Jean-Claude Van Johnson review – a baggy, wildly oscillating mess

This article is more than 6 years old

This campy self-parody centred on Jean-Claude Van Damme is let down by poor writing and direction. It’s a waste of everyone’s time

What is it? A “comedy” featuring Jean-Claude Van Damme as Jean-Claude Van Damme.

Why you’ll love it: If you are former action hero Jean-Claude Van Damme, you will adore this six-part television programme about and starring you. It’s six half-hours of you kicking ass like in the old days, staring intently into a much younger woman’s eyes like in the old days and generally saving the day.

Brought out of retirement for one last job, JCVD is revealed to have really been a black-ops spy all along who uses his movie roles as a cover for espionage. So this is going to be a camp, outrageous ride that treads the careful line between self-parody and still flattering its star. Right? Stupid can be fun if everyone agrees to fully commit to the stupid.

Except what showrunner David Callaham gives us is an over-caffeinated, directionless, amateurish botch that wastes all the talent involved. In the writing, and Peter Atencio’s direction, there is serious confusion over whether they’re going for the pompous tone of JCVD’s old movies and allowing the laughs to naturally erupt from the seriousness, or something more slapstick. Do have that meeting, guys.

Comedy has rules and camp isn’t as easy as it looks. Ignore those rules or forget to put in place the essential scaffolding and you’ll produce a baggy, wildly oscillating mess: one minute Van Damme is hilariously driving around a parking lot, blindfolded, the next we see a baddie walk towards him before inexplicably and graphically shooting himself in the head, or our star breaking down over his tragic childhood in an orphanage.

Once an episode there is a moment of comic stupidity where JCVD will fall over or set something on fire, turning him into a low-status buffoon before he quickly returns to the brooding alpha role. Pick a tone. This show has the attention span of a moth in a lightbulb factory.

There are glimpses of what it could have been with the frequent references to Van Damme’s film career, virtual winks to camera and the high campery of a new movie project, an action version of Huckleberry Finn in which Tom Sawyer is a sexy woman wielding a magical paintbrush.

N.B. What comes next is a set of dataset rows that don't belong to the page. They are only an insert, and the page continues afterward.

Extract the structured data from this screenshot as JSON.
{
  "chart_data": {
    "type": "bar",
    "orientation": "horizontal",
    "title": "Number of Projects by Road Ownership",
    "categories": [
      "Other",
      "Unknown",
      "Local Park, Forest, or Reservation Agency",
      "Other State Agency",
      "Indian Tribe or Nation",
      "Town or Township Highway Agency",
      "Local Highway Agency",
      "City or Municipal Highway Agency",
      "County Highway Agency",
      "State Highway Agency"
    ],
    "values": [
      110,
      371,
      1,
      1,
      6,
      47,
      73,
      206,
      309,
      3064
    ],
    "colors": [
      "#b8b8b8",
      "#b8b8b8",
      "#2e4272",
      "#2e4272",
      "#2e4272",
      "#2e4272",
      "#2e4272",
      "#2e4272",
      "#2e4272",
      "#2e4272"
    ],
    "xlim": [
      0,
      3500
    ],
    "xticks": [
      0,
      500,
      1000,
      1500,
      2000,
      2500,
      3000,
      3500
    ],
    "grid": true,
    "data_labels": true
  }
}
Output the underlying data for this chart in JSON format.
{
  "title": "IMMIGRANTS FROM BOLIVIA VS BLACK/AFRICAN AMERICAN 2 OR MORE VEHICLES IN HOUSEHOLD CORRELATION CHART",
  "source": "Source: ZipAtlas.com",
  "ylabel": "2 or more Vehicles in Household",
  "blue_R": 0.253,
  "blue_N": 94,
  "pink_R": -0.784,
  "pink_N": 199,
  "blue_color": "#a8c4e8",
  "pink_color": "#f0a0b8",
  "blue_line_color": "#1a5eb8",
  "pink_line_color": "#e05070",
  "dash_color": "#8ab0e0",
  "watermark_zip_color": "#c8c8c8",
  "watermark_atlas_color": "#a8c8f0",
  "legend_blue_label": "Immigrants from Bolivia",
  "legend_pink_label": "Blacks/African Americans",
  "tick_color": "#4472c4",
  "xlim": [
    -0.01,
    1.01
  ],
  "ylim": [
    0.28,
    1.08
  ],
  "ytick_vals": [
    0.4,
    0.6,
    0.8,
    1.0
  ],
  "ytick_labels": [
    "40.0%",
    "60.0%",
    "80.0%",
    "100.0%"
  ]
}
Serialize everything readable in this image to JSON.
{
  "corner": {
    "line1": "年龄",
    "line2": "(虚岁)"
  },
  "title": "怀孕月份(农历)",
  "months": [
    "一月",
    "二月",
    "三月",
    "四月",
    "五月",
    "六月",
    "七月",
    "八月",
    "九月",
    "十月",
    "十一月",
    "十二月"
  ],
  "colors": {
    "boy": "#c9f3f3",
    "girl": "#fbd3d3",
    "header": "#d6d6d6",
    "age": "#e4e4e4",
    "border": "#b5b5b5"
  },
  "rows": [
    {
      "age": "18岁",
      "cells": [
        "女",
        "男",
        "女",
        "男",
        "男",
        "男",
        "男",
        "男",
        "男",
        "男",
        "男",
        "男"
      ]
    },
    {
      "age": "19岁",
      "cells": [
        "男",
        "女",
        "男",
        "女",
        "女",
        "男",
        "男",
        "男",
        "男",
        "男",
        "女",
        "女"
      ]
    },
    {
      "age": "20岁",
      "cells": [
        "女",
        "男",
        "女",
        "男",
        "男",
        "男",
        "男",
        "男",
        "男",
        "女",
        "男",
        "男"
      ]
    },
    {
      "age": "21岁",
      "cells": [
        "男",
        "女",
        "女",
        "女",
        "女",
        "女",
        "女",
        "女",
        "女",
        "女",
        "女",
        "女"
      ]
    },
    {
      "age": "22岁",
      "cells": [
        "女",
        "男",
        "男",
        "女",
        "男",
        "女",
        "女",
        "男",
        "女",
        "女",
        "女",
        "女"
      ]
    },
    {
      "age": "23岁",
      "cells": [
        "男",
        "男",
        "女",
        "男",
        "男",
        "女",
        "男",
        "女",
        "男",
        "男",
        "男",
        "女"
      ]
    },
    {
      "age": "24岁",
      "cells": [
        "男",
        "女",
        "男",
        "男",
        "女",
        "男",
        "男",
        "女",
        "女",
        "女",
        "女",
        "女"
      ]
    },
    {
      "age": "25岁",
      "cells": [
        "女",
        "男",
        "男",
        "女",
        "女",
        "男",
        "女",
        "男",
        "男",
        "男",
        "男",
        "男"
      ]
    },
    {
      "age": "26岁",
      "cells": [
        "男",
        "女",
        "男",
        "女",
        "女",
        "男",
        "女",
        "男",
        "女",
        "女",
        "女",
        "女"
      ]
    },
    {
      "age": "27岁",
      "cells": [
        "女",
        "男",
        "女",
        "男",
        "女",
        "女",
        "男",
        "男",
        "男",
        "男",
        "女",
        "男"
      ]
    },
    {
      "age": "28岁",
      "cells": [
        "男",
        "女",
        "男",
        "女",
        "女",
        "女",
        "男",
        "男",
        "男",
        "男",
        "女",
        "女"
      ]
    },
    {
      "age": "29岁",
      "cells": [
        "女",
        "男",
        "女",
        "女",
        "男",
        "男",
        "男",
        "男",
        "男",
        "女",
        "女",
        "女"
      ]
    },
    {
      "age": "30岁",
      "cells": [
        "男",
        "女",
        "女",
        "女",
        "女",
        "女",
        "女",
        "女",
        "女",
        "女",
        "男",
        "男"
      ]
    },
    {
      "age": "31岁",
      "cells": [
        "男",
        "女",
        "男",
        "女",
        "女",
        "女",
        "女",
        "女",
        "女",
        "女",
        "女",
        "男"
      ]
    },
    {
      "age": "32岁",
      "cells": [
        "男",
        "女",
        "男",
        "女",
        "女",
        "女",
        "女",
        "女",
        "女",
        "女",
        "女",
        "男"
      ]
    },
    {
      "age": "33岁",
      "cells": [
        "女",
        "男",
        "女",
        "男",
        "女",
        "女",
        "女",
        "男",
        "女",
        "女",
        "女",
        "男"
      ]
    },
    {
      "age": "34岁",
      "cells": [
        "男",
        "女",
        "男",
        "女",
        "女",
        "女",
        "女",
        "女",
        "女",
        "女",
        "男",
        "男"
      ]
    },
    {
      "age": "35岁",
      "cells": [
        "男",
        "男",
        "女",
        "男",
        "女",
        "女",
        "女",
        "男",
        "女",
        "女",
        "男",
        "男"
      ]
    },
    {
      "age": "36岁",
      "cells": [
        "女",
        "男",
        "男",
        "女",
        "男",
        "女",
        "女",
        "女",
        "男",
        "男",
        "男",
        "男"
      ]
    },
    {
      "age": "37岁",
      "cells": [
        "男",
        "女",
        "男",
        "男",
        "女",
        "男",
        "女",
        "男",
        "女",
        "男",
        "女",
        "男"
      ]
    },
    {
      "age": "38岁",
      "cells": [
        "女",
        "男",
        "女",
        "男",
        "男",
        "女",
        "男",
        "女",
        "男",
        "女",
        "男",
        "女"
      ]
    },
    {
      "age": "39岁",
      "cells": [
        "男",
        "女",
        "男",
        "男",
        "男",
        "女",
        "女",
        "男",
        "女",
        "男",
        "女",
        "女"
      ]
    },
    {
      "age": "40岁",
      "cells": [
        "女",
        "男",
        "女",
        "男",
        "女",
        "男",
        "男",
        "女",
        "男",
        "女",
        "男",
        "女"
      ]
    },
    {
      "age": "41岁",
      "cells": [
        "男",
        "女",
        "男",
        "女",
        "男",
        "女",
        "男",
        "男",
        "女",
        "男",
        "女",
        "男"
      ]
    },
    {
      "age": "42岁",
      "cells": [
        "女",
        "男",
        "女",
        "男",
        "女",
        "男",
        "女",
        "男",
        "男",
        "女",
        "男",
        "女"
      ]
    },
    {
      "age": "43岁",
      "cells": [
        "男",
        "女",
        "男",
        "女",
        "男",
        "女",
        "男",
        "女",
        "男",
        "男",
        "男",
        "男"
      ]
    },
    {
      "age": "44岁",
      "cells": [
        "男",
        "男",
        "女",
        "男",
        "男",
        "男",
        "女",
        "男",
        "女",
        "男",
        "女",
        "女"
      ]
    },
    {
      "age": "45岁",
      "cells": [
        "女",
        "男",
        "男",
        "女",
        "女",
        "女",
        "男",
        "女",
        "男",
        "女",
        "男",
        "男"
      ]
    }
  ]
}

But the rest of the series is heavily padded with a romantic subplot featuring old girlfriend and fellow spy Vanessa (a valiant Kat Foster) and some nonsense about a supervillain trying to conquer the world with a weather-controlling device.

The journey Callaham took to get this to screen can only be imagined, but I’m picturing a lot of desk-banging and hell-yeah-ing as boggle-eyed Amazon execs check with each other to see if it this an amazing idea or actually unhinged.

Find the camp in a situation and let it sing, by all means. But do not force camp through a sieve because it always shows. Maybe the voguishness of Tommy Wiseau’s The Room and James Franco’s subsequent Wiseau biopic The Disaster Artist has prepared the ground for a return of the so-bad-it’s-good genre, but Jean-Claude Van Johnson lands in a crumpled heap quite some way off.

Length: Six half-hour episodes available now.

Stand-out episode: The final one, in which Van Damme plays three different versions of himself and enacts a Time Cop-style plot takes some beating in the stupidity stakes.